With TDX, the attack surface includes all device drivers 😭. All devices are fair game from the attacker’s perspective. The malicious VMM can craft problematic responses from any device, such as the PCI Configuration Space or VirtIO.

So what does this mean? Running a standard OS in a TDX Trusted Domain (TD) instead of plain VMs gives little additional security if the attacker is the cloud vendor. The attacker will eventually find vulnerable device drivers to exploit because device drivers are not typically written in a way where they consider the device’s responses malicious.

But what is there to do about this? While you can minimize drivers in the VM to the bare minimum or run a custom high-security OS in the VM, this takes away the charm of running a stock OS in the trusted VM. You could rewrite all drivers and formally verify them. But that won’t happen any time soon.
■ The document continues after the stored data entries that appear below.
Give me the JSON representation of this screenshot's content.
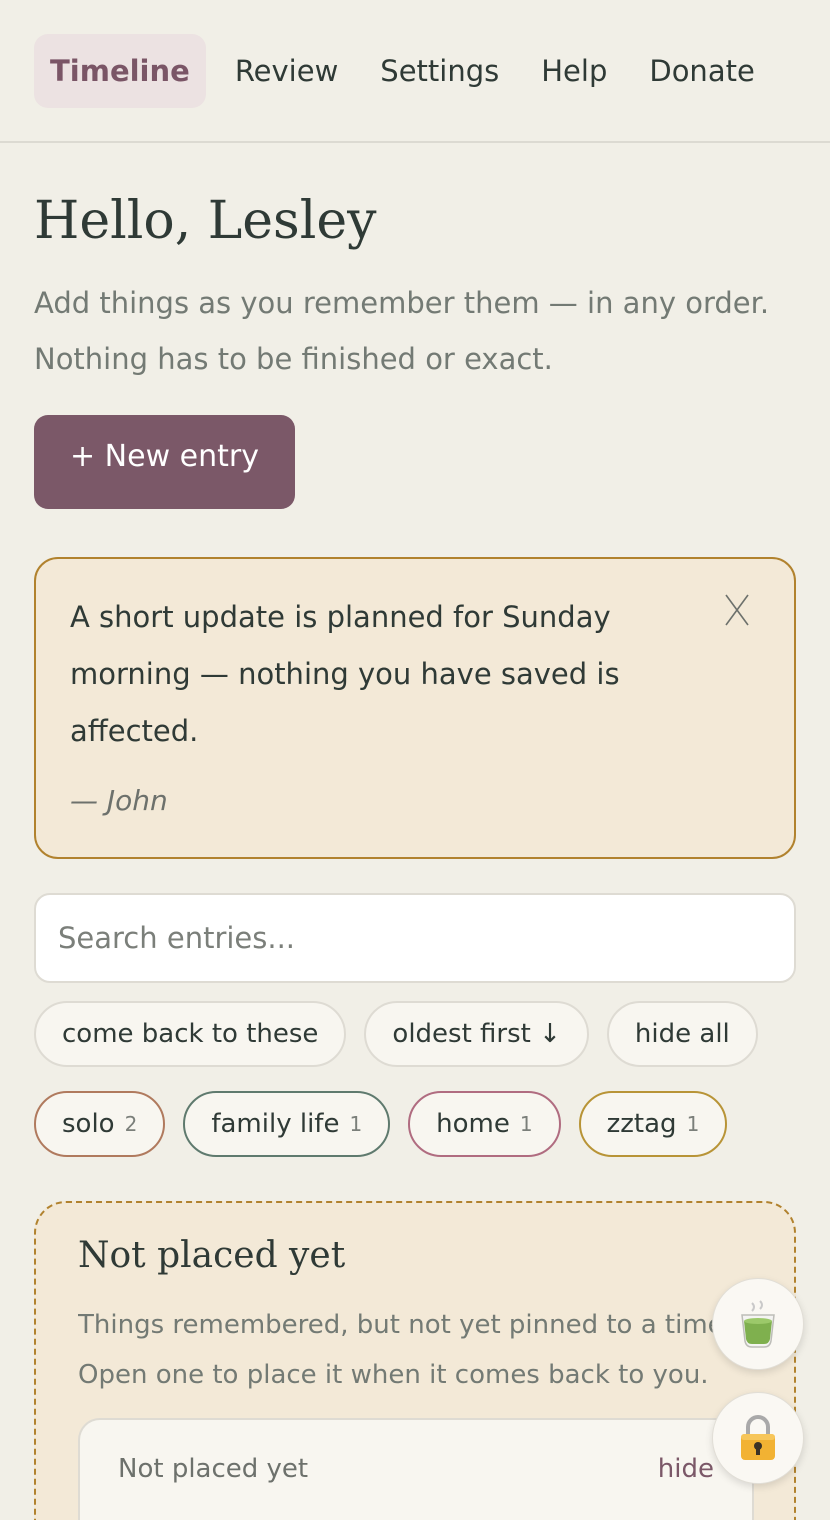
{
  "nav": {
    "items": [
      {
        "label": "Timeline",
        "active": true
      },
      {
        "label": "Review"
      },
      {
        "label": "Settings"
      },
      {
        "label": "Help"
      },
      {
        "label": "Donate"
      }
    ]
  },
  "greeting": "Hello, Lesley",
  "intro": {
    "line1": "Add things as you remember them — in any order.",
    "line2": "Nothing has to be finished or exact."
  },
  "new_entry_label": "+ New entry",
  "notice": {
    "text": "A short update is planned for Sunday morning — nothing you have saved is affected.",
    "signature": "— John",
    "close_icon": "close-x-icon"
  },
  "search": {
    "placeholder": "Search entries...",
    "value": ""
  },
  "filters": [
    {
      "label": "come back to these"
    },
    {
      "label": "oldest first ↓"
    },
    {
      "label": "hide all"
    }
  ],
  "tags": [
    {
      "name": "solo",
      "count": "2",
      "color": "#b07a5e"
    },
    {
      "name": "family life",
      "count": "1",
      "color": "#5f7a6e"
    },
    {
      "name": "home",
      "count": "1",
      "color": "#b06c80"
    },
    {
      "name": "zztag",
      "count": "1",
      "color": "#b89437"
    }
  ],
  "unplaced": {
    "title": "Not placed yet",
    "desc_line1": "Things remembered, but not yet pinned to a time.",
    "desc_line2": "Open one to place it when it comes back to you.",
    "subcard_title": "Not placed yet",
    "subcard_action": "hide"
  },
  "fabs": {
    "tea_icon": "tea-cup-icon",
    "lock_icon": "lock-icon"
  },
  "colors": {
    "accent": "#7b5868",
    "notice_border": "#b1822e",
    "background": "#f1efe7"
  }
}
In reality, people will just run Ubuntu.

You could also implement device emulation in the TDX module, but there are problems:

  • You can’t do it because it’s not open but “shared” source.
  • Only Intel can sign the module so the CPU accepts it.
  • It would only increase the attack surface of this monolithic blob that you have to trust for the complete security of TDX.

People assume that with TDX, you don’t have to trust the cloud vendor when you run your Ubuntu there. This is clearly false. You cannot deploy a standard application into a TDX VM and expect it to be secure from the cloud vendor.
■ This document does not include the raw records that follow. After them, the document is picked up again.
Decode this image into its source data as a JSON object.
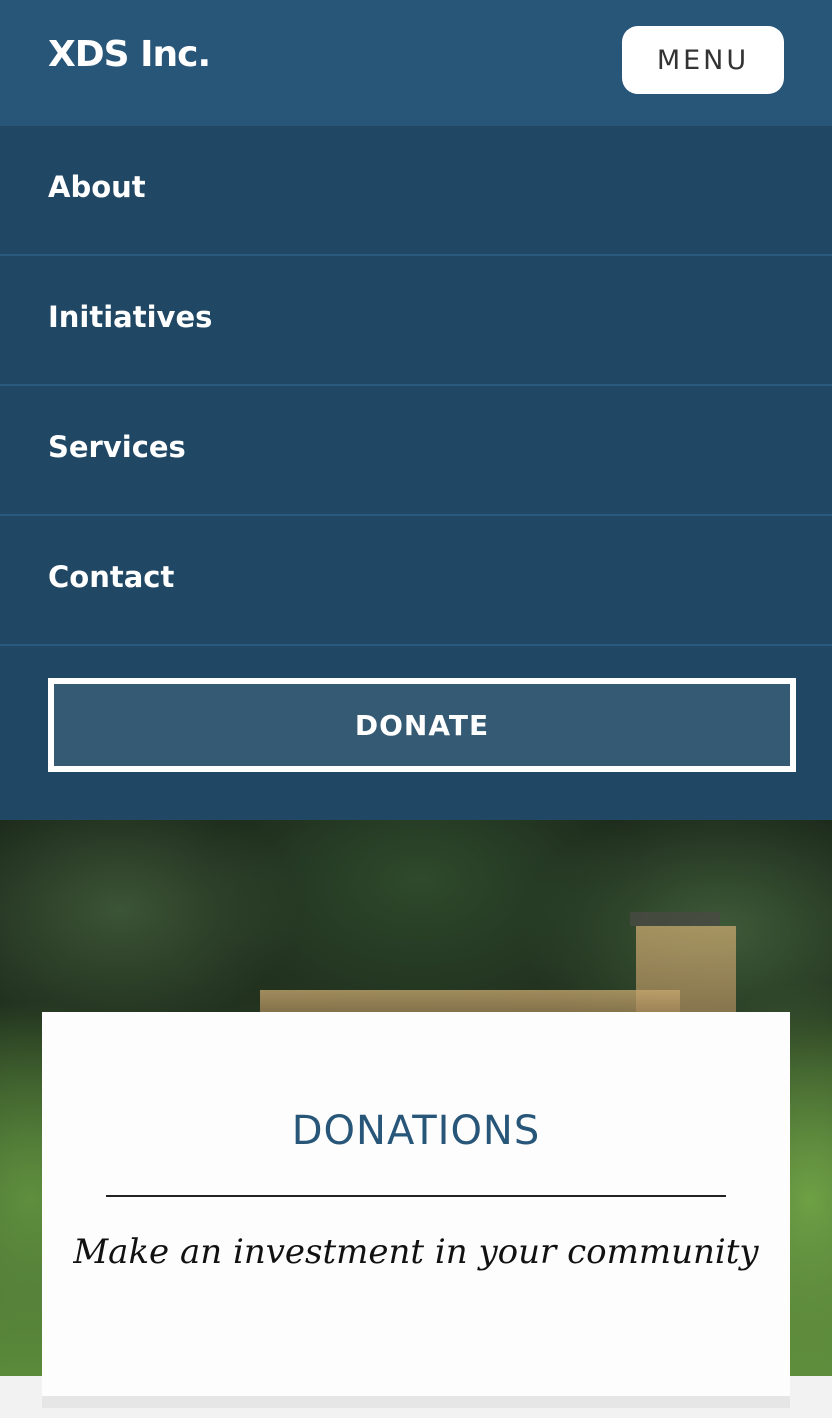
{
  "header": {
    "brand": "XDS Inc.",
    "menu_label": "MENU"
  },
  "nav": {
    "items": [
      {
        "label": "About"
      },
      {
        "label": "Initiatives"
      },
      {
        "label": "Services"
      },
      {
        "label": "Contact"
      }
    ],
    "donate_label": "DONATE"
  },
  "hero": {
    "title": "DONATIONS",
    "subtitle": "Make an investment in your community"
  },
  "colors": {
    "header_bg": "#285679",
    "nav_bg": "#204763",
    "accent": "#285679"
  }
}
TDX limits exposure to certain classes of attacks. For example, it is hard for the on-call engineer with access to a VM host to extract secrets from a TDX TD. Yet TDX does not provide protection against an entirely malicious cloud vendor that can arbitrarily deploy device emulation code.

But then there is also the burden on the end user. Suppose you don’t do remote attestation and bind your secrets to the VM’s configuration using Trusted Computing magic. In that case, TDX brings no benefit at all. You can’t tell whether your VM runs inside a TDX TD or some software emulation of it.

Not all is lost, though. Check out my previous blog post, which shows a way that sidesteps these problems by allowing devices to be trustworthy. Ultimately, it comes down to the cloud vendor becoming trustworthy and not only trusted. Confidential computing technologies, such as Intel TDX, are a puzzle piece. Still, there is no trustworthy virtualization without a trustworthy virtualization stack.

Update 2023-08-06

The Linux Guest Hardening documentation indirectly makes the same point as the blog post above. There are multiple fun points in the document, but the main point is this:

Every time a driver performs a port IO or MMIO read, access a pci config space or reads values from MSRs or CPUIDs, there is a possibility for a malicious hypervisor to inject a malformed value.

Don’t expect to get solid security out of TDX any time soon:

While some of the hardening approaches outlined above are still a work in progress or left for the future, it provides a solid foundation for continuing this work by both the industry and the Linux community.